Entreprises, chassez l’usurpateur !
Vous avez déjà dû en rencontrer dans votre carrière professionnelle. Vous savez, celui qui présente bien, qui parle bien mais ne fait pas grand-chose, voire… rien.
Attention, je parle du professionnel de l’usurpation, pas du collaborateur en difficulté et que l’on doit aider, bien évidemment.
L’usurpateur démarre sa carrière dès son plus jeune âge, on le reconnaît à l’école, celui qui se glisse dans les groupes de travail qui vont bosser… pour lui, car il n’a pas l’intention de coopérer. Il ne le dira pas officiellement, ses collègues auront l’occasion de le découvrir au fil du temps. C’est celui que les étudiants appellent le free rider (le passager clandestin), celui qui énerve ceux qui ont bossé dur.

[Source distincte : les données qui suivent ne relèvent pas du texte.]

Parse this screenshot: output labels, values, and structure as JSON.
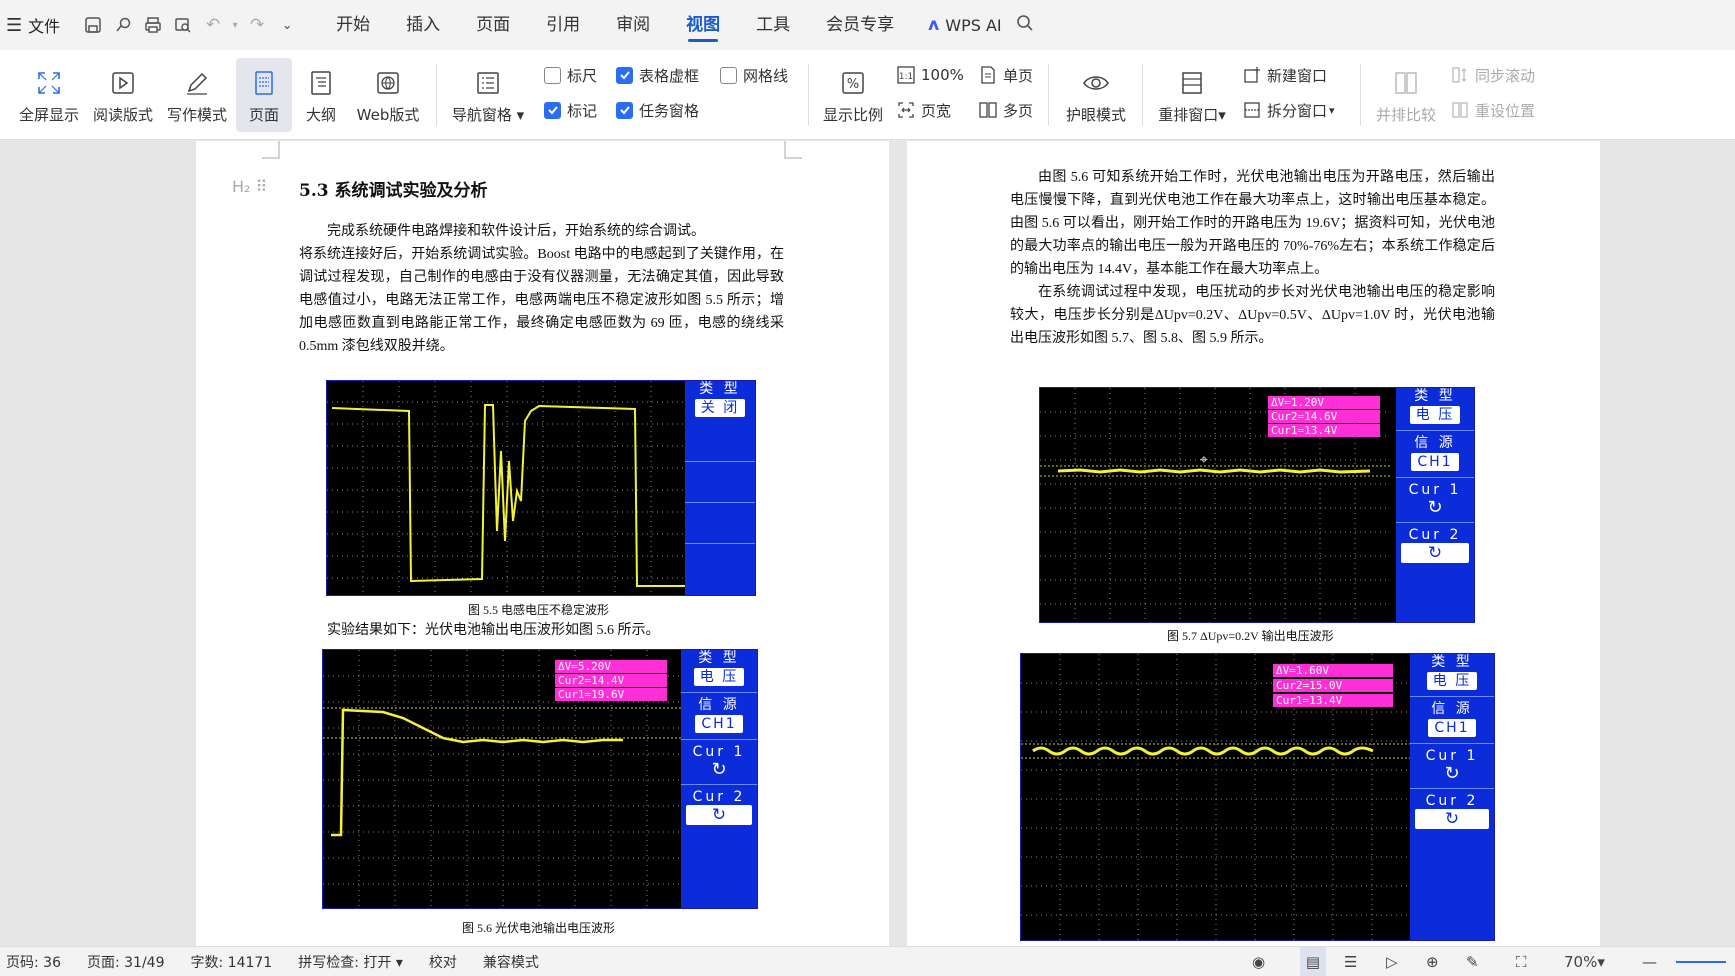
{
  "topbar": {
    "file_label": "文件",
    "tabs": [
      "开始",
      "插入",
      "页面",
      "引用",
      "审阅",
      "视图",
      "工具",
      "会员专享"
    ],
    "active_tab": "视图",
    "wps_ai": "WPS AI"
  },
  "ribbon": {
    "fullscreen": "全屏显示",
    "reading": "阅读版式",
    "writing": "写作模式",
    "page": "页面",
    "outline": "大纲",
    "web": "Web版式",
    "navpane": "导航窗格",
    "ruler": "标尺",
    "table_grid": "表格虚框",
    "gridlines": "网格线",
    "mark": "标记",
    "task_pane": "任务窗格",
    "zoom_ratio": "显示比例",
    "zoom100": "100%",
    "page_width": "页宽",
    "single_page": "单页",
    "multi_page": "多页",
    "eye_mode": "护眼模式",
    "rearrange": "重排窗口",
    "new_window": "新建窗口",
    "split_window": "拆分窗口",
    "side_by_side": "并排比较",
    "sync_scroll": "同步滚动",
    "reset_pos": "重设位置"
  },
  "doc": {
    "left": {
      "heading": "5.3  系统调试实验及分析",
      "para1": "完成系统硬件电路焊接和软件设计后，开始系统的综合调试。",
      "para2": "将系统连接好后，开始系统调试实验。Boost 电路中的电感起到了关键作用，在调试过程发现，自己制作的电感由于没有仪器测量，无法确定其值，因此导致电感值过小，电路无法正常工作，电感两端电压不稳定波形如图 5.5 所示；增加电感匝数直到电路能正常工作，最终确定电感匝数为 69 匝，电感的绕线采 0.5mm 漆包线双股并绕。",
      "fig55_caption": "图 5.5  电感电压不稳定波形",
      "para3": "实验结果如下：光伏电池输出电压波形如图 5.6 所示。",
      "fig56_caption": "图 5.6  光伏电池输出电压波形"
    },
    "right": {
      "para1": "由图 5.6 可知系统开始工作时，光伏电池输出电压为开路电压，然后输出电压慢慢下降，直到光伏电池工作在最大功率点上，这时输出电压基本稳定。由图 5.6 可以看出，刚开始工作时的开路电压为 19.6V；据资料可知，光伏电池的最大功率点的输出电压一般为开路电压的 70%-76%左右；本系统工作稳定后的输出电压为 14.4V，基本能工作在最大功率点上。",
      "para2": "在系统调试过程中发现，电压扰动的步长对光伏电池输出电压的稳定影响较大，电压步长分别是ΔUpv=0.2V、ΔUpv=0.5V、ΔUpv=1.0V 时，光伏电池输出电压波形如图 5.7、图 5.8、图 5.9 所示。",
      "fig57_caption": "图 5.7 ΔUpv=0.2V 输出电压波形"
    },
    "scope": {
      "type": "类 型",
      "off": "关 闭",
      "voltage": "电 压",
      "source": "信 源",
      "ch1": "CH1",
      "cur1": "Cur 1",
      "cur2": "Cur 2",
      "fig56": {
        "dv": "ΔV=5.20V",
        "cur2": "Cur2=14.4V",
        "cur1": "Cur1=19.6V"
      },
      "fig57": {
        "dv": "ΔV=1.20V",
        "cur2": "Cur2=14.6V",
        "cur1": "Cur1=13.4V"
      },
      "fig58": {
        "dv": "ΔV=1.60V",
        "cur2": "Cur2=15.0V",
        "cur1": "Cur1=13.4V"
      }
    }
  },
  "status": {
    "page_code": "页码: 36",
    "page": "页面: 31/49",
    "words": "字数: 14171",
    "spell": "拼写检查: 打开",
    "proof": "校对",
    "compat": "兼容模式",
    "zoom": "70%"
  }
}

Dans sa vie professionnelle, il est généralement très bon en entretien, il sait dire ce que l’on attend, il raconte bien les histoires : on pense tenir un très bon futur collaborateur, mais on a affaire à un véritable comédien. S’il franchit cette étape (ce qu’il arrive plutôt bien à faire), il va déployer sa méthode pour ne pas se faire démasquer, ou plutôt le plus tardivement possible. Pour cela, il va jouer la séduction avec sa direction, son manager. Il utilise beaucoup la flatterie, l’humour pour créer du lien et développer l’affectif entre lui et ses supérieurs, ce qui rendra la décision plus difficile à prendre pour s’en séparer.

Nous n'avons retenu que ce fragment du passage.